Volkswagen wanted to determine what could happen when an EV is plugged into a 350 kW DC fast charger on the hottest days, so the company spent the past year building an EV charging test site at its Arizona Proving Grounds. The 50 charging stations, which feature a mix of standards and power levels from around the world, are designed to test how electric systems handle recharging at desert temperatures up to 120° F (49° C).

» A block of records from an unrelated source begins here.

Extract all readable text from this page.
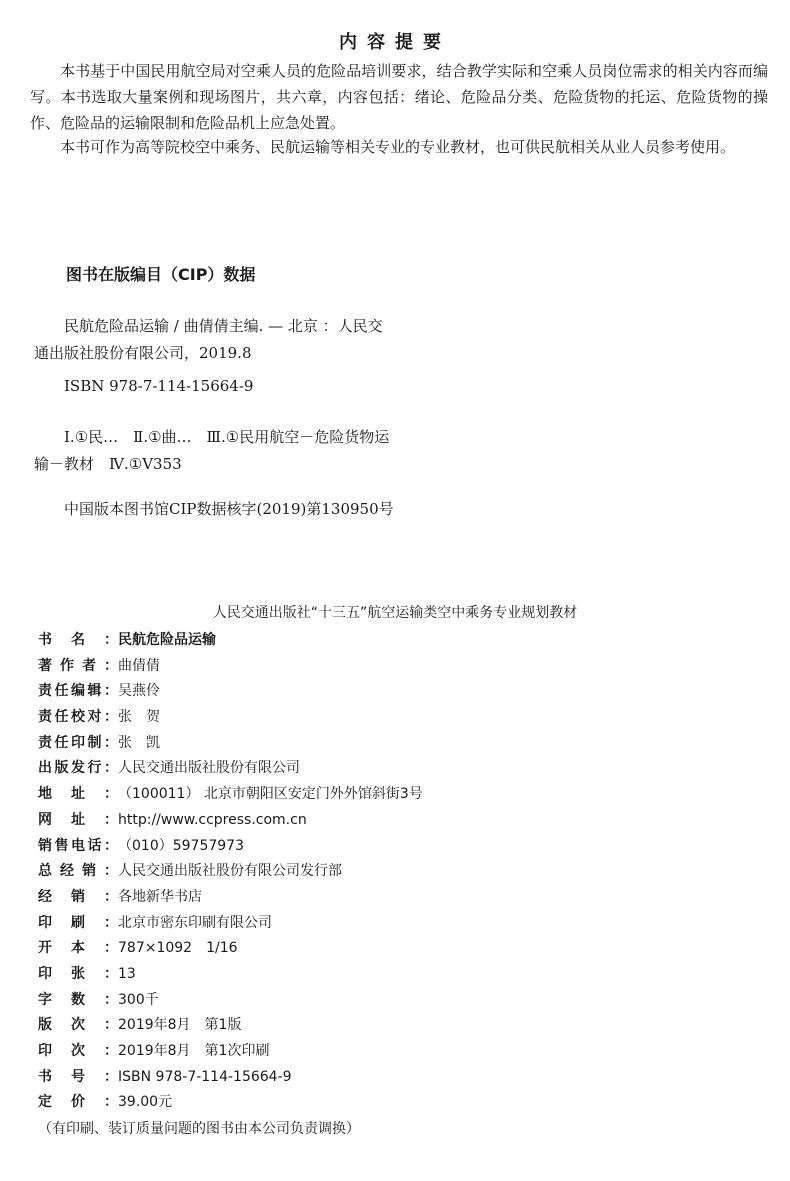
内容提要
本书基于中国民用航空局对空乘人员的危险品培训要求，结合教学实际和空乘人员岗位需求的相关内容而编写。本书选取大量案例和现场图片，共六章，内容包括：绪论、危险品分类、危险货物的托运、危险货物的操作、危险品的运输限制和危险品机上应急处置。
本书可作为高等院校空中乘务、民航运输等相关专业的专业教材，也可供民航相关从业人员参考使用。
图书在版编目（CIP）数据
民航危险品运输 / 曲倩倩主编. — 北京 ：人民交
通出版社股份有限公司，2019.8
ISBN 978-7-114-15664-9
Ⅰ.①民…　Ⅱ.①曲…　Ⅲ.①民用航空－危险货物运
输－教材　Ⅳ.①V353
中国版本图书馆CIP数据核字(2019)第130950号
人民交通出版社“十三五”航空运输类空中乘务专业规划教材
书名：民航危险品运输
著作者：曲倩倩
责任编辑：吴燕伶
责任校对：张　贺
责任印制：张　凯
出版发行：人民交通出版社股份有限公司
地址：（100011） 北京市朝阳区安定门外外馆斜街3号
网址：http://www.ccpress.com.cn
销售电话：（010）59757973
总经销：人民交通出版社股份有限公司发行部
经销：各地新华书店
印刷：北京市密东印刷有限公司
开本：787×1092　1/16
印张：13
字数：300千
版次：2019年8月　第1版
印次：2019年8月　第1次印刷
书号：ISBN 978-7-114-15664-9
定价：39.00元
（有印刷、装订质量问题的图书由本公司负责调换）
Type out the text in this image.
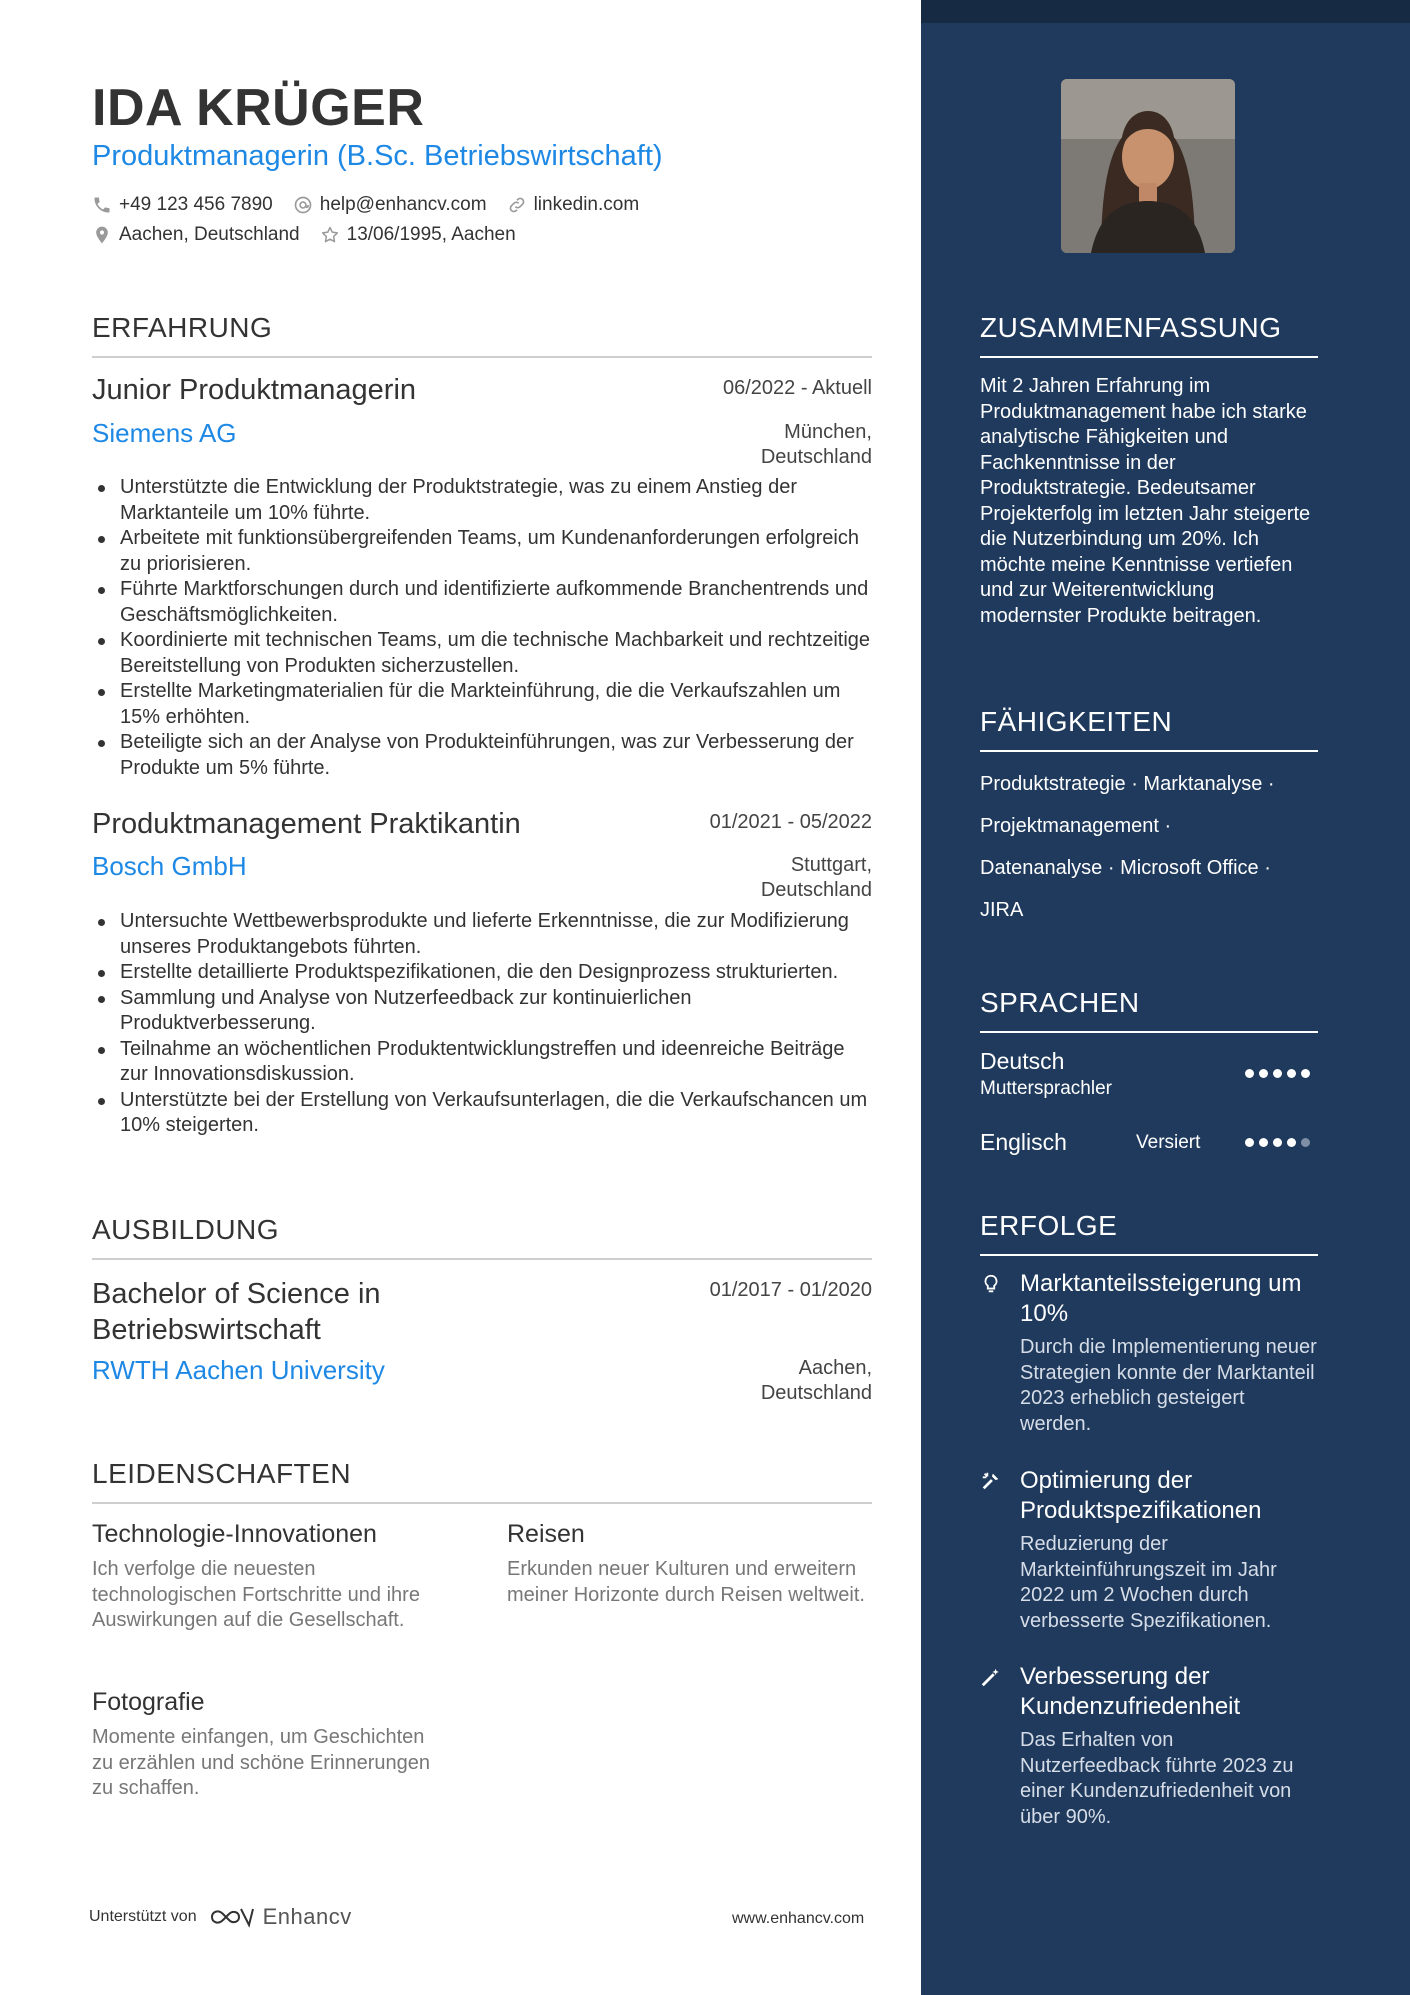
IDA KRÜGER
Produktmanagerin (B.Sc. Betriebswirtschaft)
+49 123 456 7890 help@enhancv.com linkedin.com
Aachen, Deutschland 13/06/1995, Aachen
ERFAHRUNG
Junior Produktmanagerin	06/2022 - Aktuell
Siemens AG	München, Deutschland
Unterstützte die Entwicklung der Produktstrategie, was zu einem Anstieg der Marktanteile um 10% führte.
Arbeitete mit funktionsübergreifenden Teams, um Kundenanforderungen erfolgreich zu priorisieren.
Führte Marktforschungen durch und identifizierte aufkommende Branchentrends und Geschäftsmöglichkeiten.
Koordinierte mit technischen Teams, um die technische Machbarkeit und rechtzeitige Bereitstellung von Produkten sicherzustellen.
Erstellte Marketingmaterialien für die Markteinführung, die die Verkaufszahlen um 15% erhöhten.
Beteiligte sich an der Analyse von Produkteinführungen, was zur Verbesserung der Produkte um 5% führte.
Produktmanagement Praktikantin	01/2021 - 05/2022
Bosch GmbH	Stuttgart, Deutschland
Untersuchte Wettbewerbsprodukte und lieferte Erkenntnisse, die zur Modifizierung unseres Produktangebots führten.
Erstellte detaillierte Produktspezifikationen, die den Designprozess strukturierten.
Sammlung und Analyse von Nutzerfeedback zur kontinuierlichen Produktverbesserung.
Teilnahme an wöchentlichen Produktentwicklungstreffen und ideenreiche Beiträge zur Innovationsdiskussion.
Unterstützte bei der Erstellung von Verkaufsunterlagen, die die Verkaufschancen um 10% steigerten.
AUSBILDUNG
Bachelor of Science in Betriebswirtschaft
01/2017 - 01/2020
RWTH Aachen University	Aachen, Deutschland
LEIDENSCHAFTEN
Technologie-Innovationen
Ich verfolge die neuesten technologischen Fortschritte und ihre Auswirkungen auf die Gesellschaft.
Reisen
Erkunden neuer Kulturen und erweitern meiner Horizonte durch Reisen weltweit.
Fotografie
Momente einfangen, um Geschichten zu erzählen und schöne Erinnerungen zu schaffen.
Unterstützt von	Enhancv	www.enhancv.com
ZUSAMMENFASSUNG
Mit 2 Jahren Erfahrung im Produktmanagement habe ich starke analytische Fähigkeiten und Fachkenntnisse in der Produktstrategie. Bedeutsamer Projekterfolg im letzten Jahr steigerte die Nutzerbindung um 20%. Ich möchte meine Kenntnisse vertiefen und zur Weiterentwicklung modernster Produkte beitragen.
FÄHIGKEITEN
Produktstrategie · Marktanalyse ·
Projektmanagement ·
Datenanalyse · Microsoft Office ·
JIRA
SPRACHEN
Deutsch
Muttersprachler
Englisch	Versiert
ERFOLGE
Marktanteilssteigerung um 10%
Durch die Implementierung neuer Strategien konnte der Marktanteil 2023 erheblich gesteigert werden.
Optimierung der Produktspezifikationen
Reduzierung der Markteinführungszeit im Jahr 2022 um 2 Wochen durch verbesserte Spezifikationen.
Verbesserung der Kundenzufriedenheit
Das Erhalten von Nutzerfeedback führte 2023 zu einer Kundenzufriedenheit von über 90%.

VW says knowledge gained from the site led to the development of a battery cooling system designed to help prevent thermal damage in emergency situations. It’s based on the technology used at the site to monitor the temperature of battery cells as they charge.
“The opening of this facility means one of the most sophisticated EV testing facilities in the world, with some of the toughest conditions on earth, will be right here in the United States,” said VW Chief Engineering Officer Dr. Wolfgang Demmelbauer-Ebner.
The Arizona Proving Ground site includes 25 DC fast chargers ranging in power levels from 50 kW to 350 kW, along with 10 Level 2 AC chargers that simulate home charging. The chargers will utilize charge plugs from the three standard connector types: US (CCS1), Europe (CCS2) and China (GB-T), along with equipment from different brands from around the world, to optimize testing variability.
The 16 parking spots include a remote-controlled canopy that can vary the level of sun or shade used for testing. The station is also designed to accommodate emerging technologies such as inductive charging.